How a vast network of shadow credit financed European growth long before the advent of banking
Prevailing wisdom dictates that, without banks, countries would be mired in poverty. Yet somehow much of Europe managed to grow rich long before the diffusion of banks. Dark Matter Credit draws on centuries of cleverly collected loan data from France to reveal how credit abounded well before banks opened their doors. This incisive book shows how a vast system of shadow credit enabled nearly a third of French families to borrow in 1740, and by 1840 funded as much mortgage debt as the American banking system of the 1950s.
Dark Matter Credit traces how this extensive private network outcompeted banks and thrived prior to World War I—not just in France but in Britain, Germany, and the United States—until killed off by government intervention after 1918. Overturning common assumptions about banks and economic growth, the book paints a revealing picture of an until-now hidden market of thousands of peer-to-peer loans made possible by a network of brokers who matched lenders with borrowers and certified the borrowers’ creditworthiness.
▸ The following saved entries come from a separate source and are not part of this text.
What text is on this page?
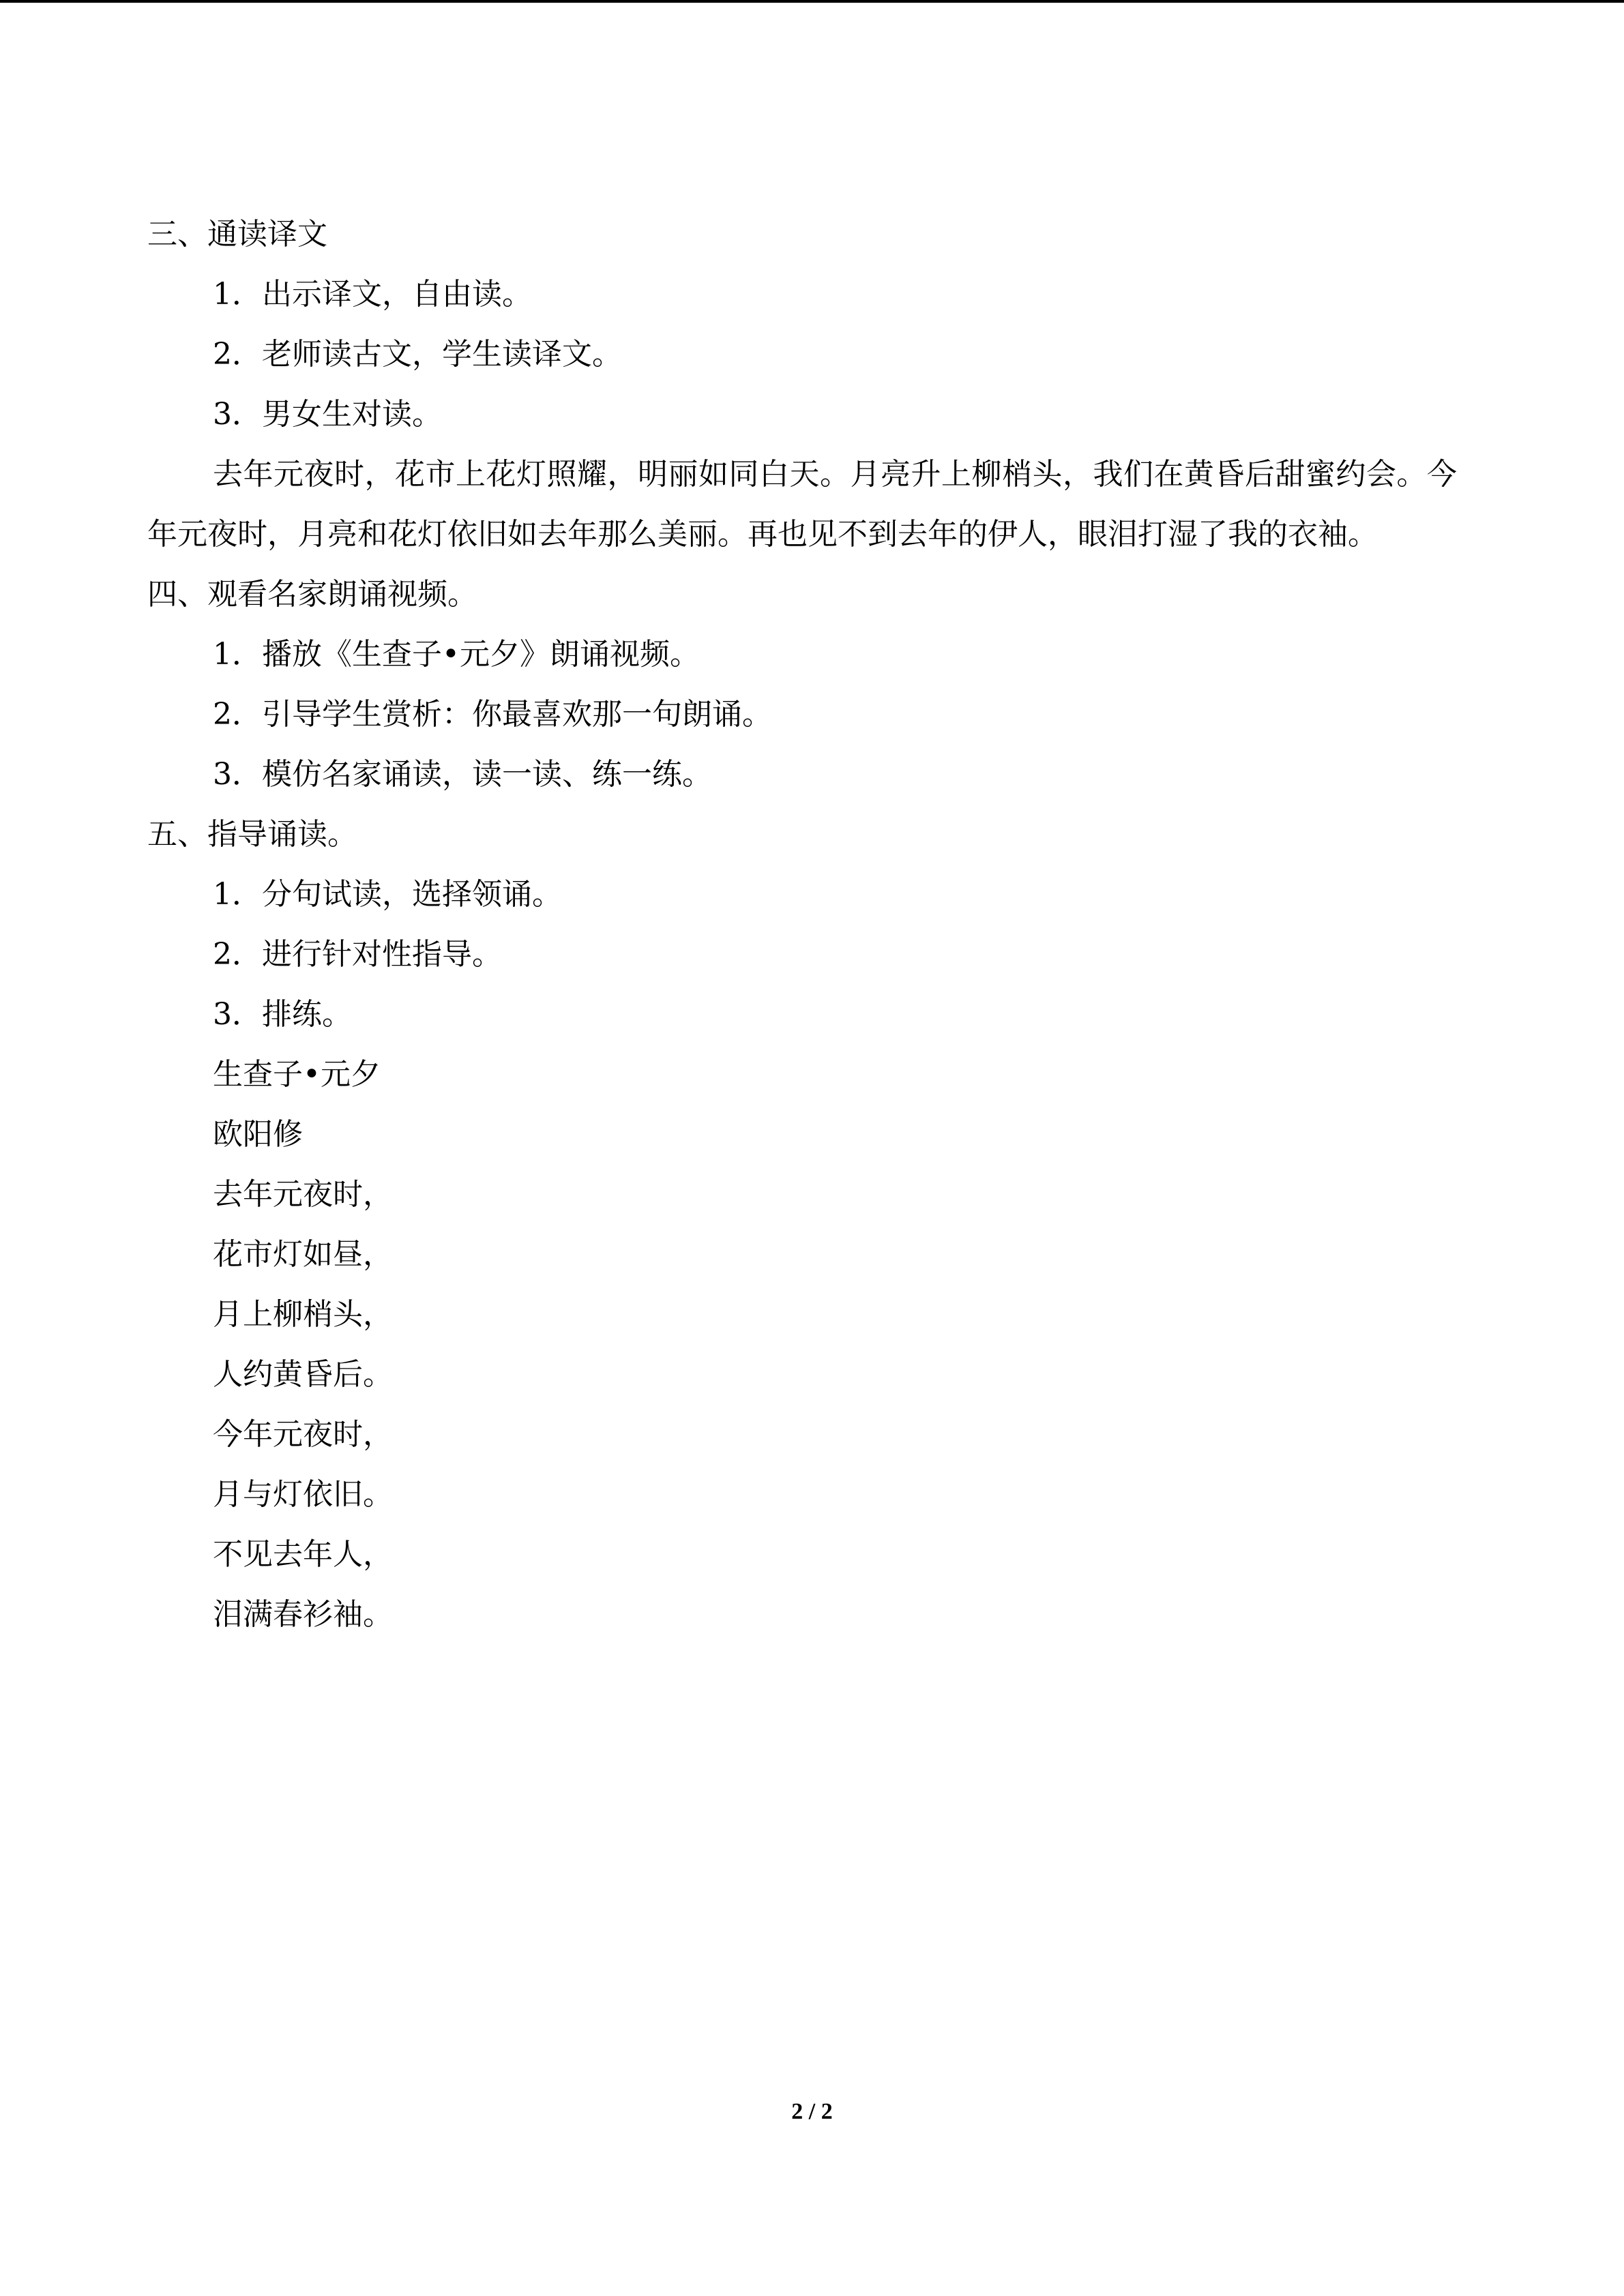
三、通读译文
1．出示译文，自由读。
2．老师读古文，学生读译文。
3．男女生对读。

去年元夜时，花市上花灯照耀，明丽如同白天。月亮升上柳梢头，我们在黄昏后甜蜜约会。今年元夜时，月亮和花灯依旧如去年那么美丽。再也见不到去年的伊人，眼泪打湿了我的衣袖。

四、观看名家朗诵视频。
1．播放《生查子•元夕》朗诵视频。
2．引导学生赏析：你最喜欢那一句朗诵。
3．模仿名家诵读，读一读、练一练。
五、指导诵读。
1．分句试读，选择领诵。
2．进行针对性指导。
3．排练。
生查子•元夕
欧阳修
去年元夜时，
花市灯如昼，
月上柳梢头，
人约黄昏后。
今年元夜时，
月与灯依旧。
不见去年人，
泪满春衫袖。
2 / 2
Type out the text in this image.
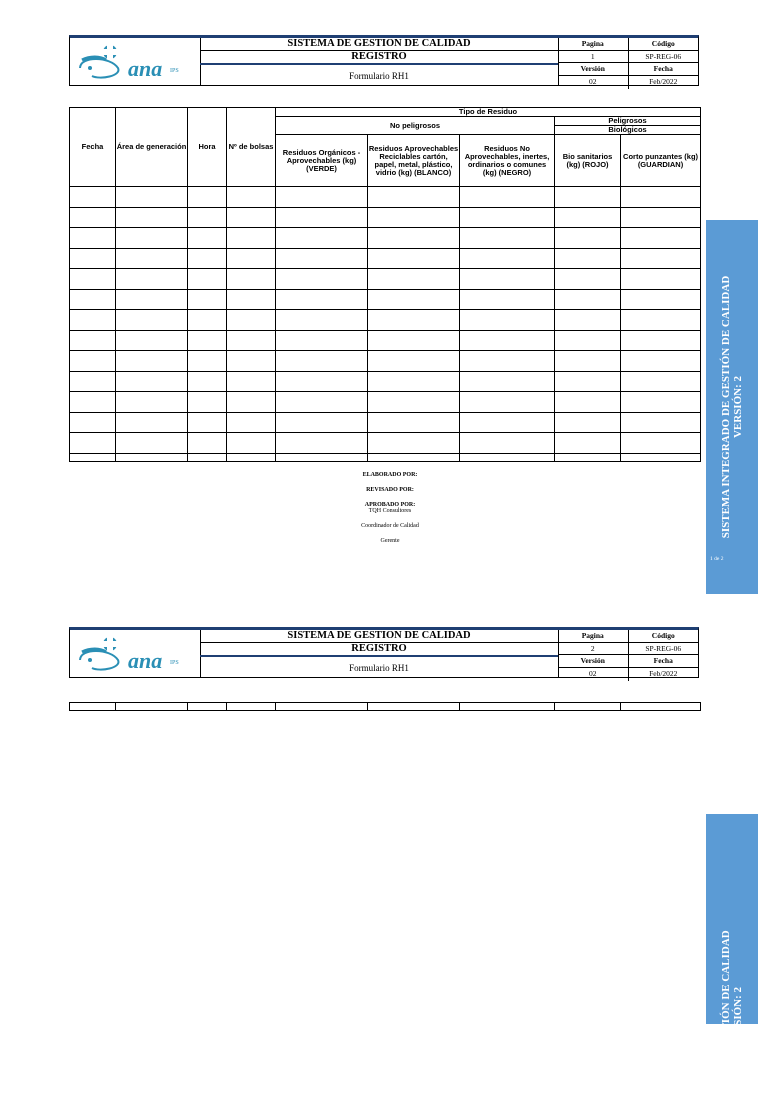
ana IPS
SISTEMA DE GESTION DE CALIDAD
REGISTRO
Formulario RH1
Pagina	Código
1	SP-REG-06
Versión	Fecha
02	Feb/2022
Fecha	Área de generación	Hora	Nº de bolsas	Tipo de Residuo				
				No peligrosos			Peligrosos	
							Biológicos	
				Residuos Orgánicos - Aprovechables (kg) (VERDE)	Residuos Aprovechables Reciclables cartón, papel, metal, plástico, vidrio (kg) (BLANCO)	Residuos No Aprovechables, inertes, ordinarios o comunes (kg) (NEGRO)	Bio sanitarios (kg) (ROJO)	Corto punzantes (kg) (GUARDIAN)

ELABORADO POR:
REVISADO POR:
APROBADO POR:
TQH Consultores
Coordinador de Calidad
Gerente
SISTEMA INTEGRADO DE GESTIÓN DE CALIDAD VERSIÓN: 2
1 de 2
ana IPS
SISTEMA DE GESTION DE CALIDAD
REGISTRO
Formulario RH1
Pagina	Código
2	SP-REG-06
Versión	Fecha
02	Feb/2022

RADO DE GESTIÓN DE CALIDAD VERSIÓN: 2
A major work of scholarship, Dark Matter Credit challenges widespread misperceptions about French economic history, such as the notion that banks proliferated slowly, and the idea that financial innovation was hobbled by French law. By documenting how intermediaries in the shadow credit market devised effective financial instruments, this compelling book provides new insights into how countries can develop and thrive today.
Sobre el autor
Philip T. Hoffman is the Rea A. and Lela G. Axline Professor of Business Economics and History at the California Institute of Technology.
Gilles Postel-Vinay is professor emeritus at the Paris School of Economics.
Jean-Laurent Rosenthal is the Rea A. and Lela G. Axline Professor of Business Economics and the Ronald and Maxine Linde Leadership Chair in the Division of the Humanities and Social Sciences at the California Institute of Technology.